A juíza da 1ª Vara de Jardim, Flávia Simone Cavalcante, dias antes da prisão dos médicos, determinou a intimação de Robson e Bianca para quitar os débitos no prazo de 15 dias.
Desvio de milhões com exames ‘fantasmas’
O MP sustenta que os proprietários Robson Roosevelt Ferreira Aguilar e Bianca Fernandes Leite Aguilar, juntamente com a gerente administrativa Tatiane Barbosa de Souza Grubert, teriam atuado em conjunto com os ex-secretários de Nioaque Márcia Cristiane Missioneira Jara, da Saúde, e Vagner Alves Ribeiro Guimarães, de Governo, para direcionar licitações e contratos em favor da empresa.

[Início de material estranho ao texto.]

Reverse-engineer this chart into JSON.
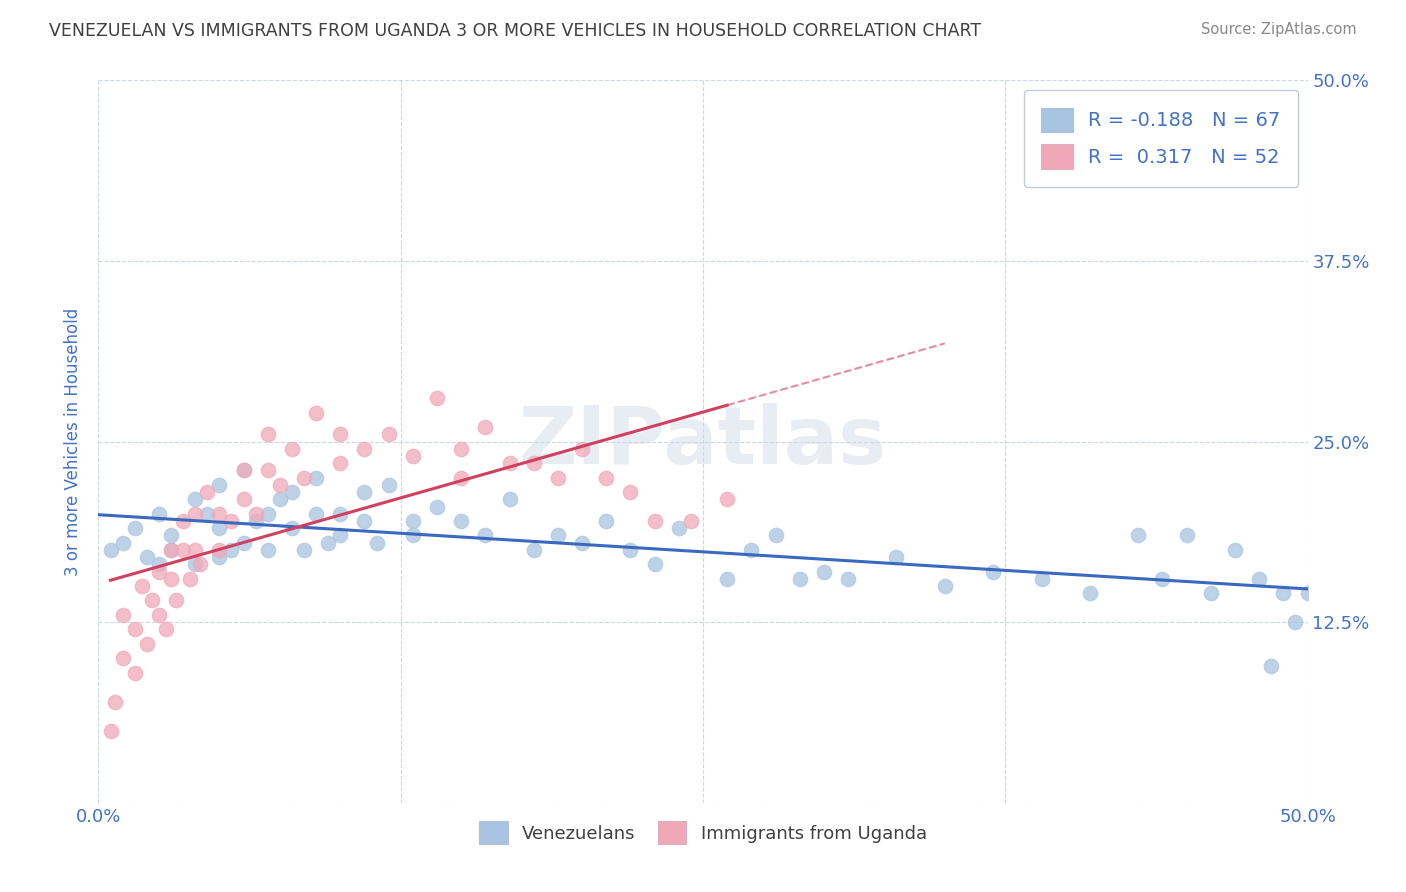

O esquema, segundo a investigação, começava antes da própria licitação. A Prontomed teria participado da elaboração das cotações que davam aparência de competição ao processo. Um dos elementos apontados é que Tatiane teria produzido ou providenciado orçamentos de empresas concorrentes, inclusive com documentos e assinaturas que, segundo o MP, eram fraudulentos.
Para o Gecoc, a Prontomed teria sido utilizada para receber recursos públicos referentes a serviços que, em parte, seriam fictícios ou não comprovados. O documento menciona falsificação de assinaturas de pacientes e profissionais de saúde, registros duplicados, inclusão de pessoas falecidas e incompatibilidades entre pacientes e procedimentos registrados.
Segundo o documento, depois que a Prefeitura de Nioaque fazia os pagamentos à Prontomed, Robson e Bianca Aguilar movimentavam valores a partir da conta bancária da empresa, realizando transferências para Tatiane Grubert. Ela, por sua vez, sacaria dinheiro ou faria novas transferências, com parte dos valores chegando aos ex-secretários investigados. A decisão menciona repasses de R$ 10 mil, R$ 65 mil e R$ 100 mil, entre outros.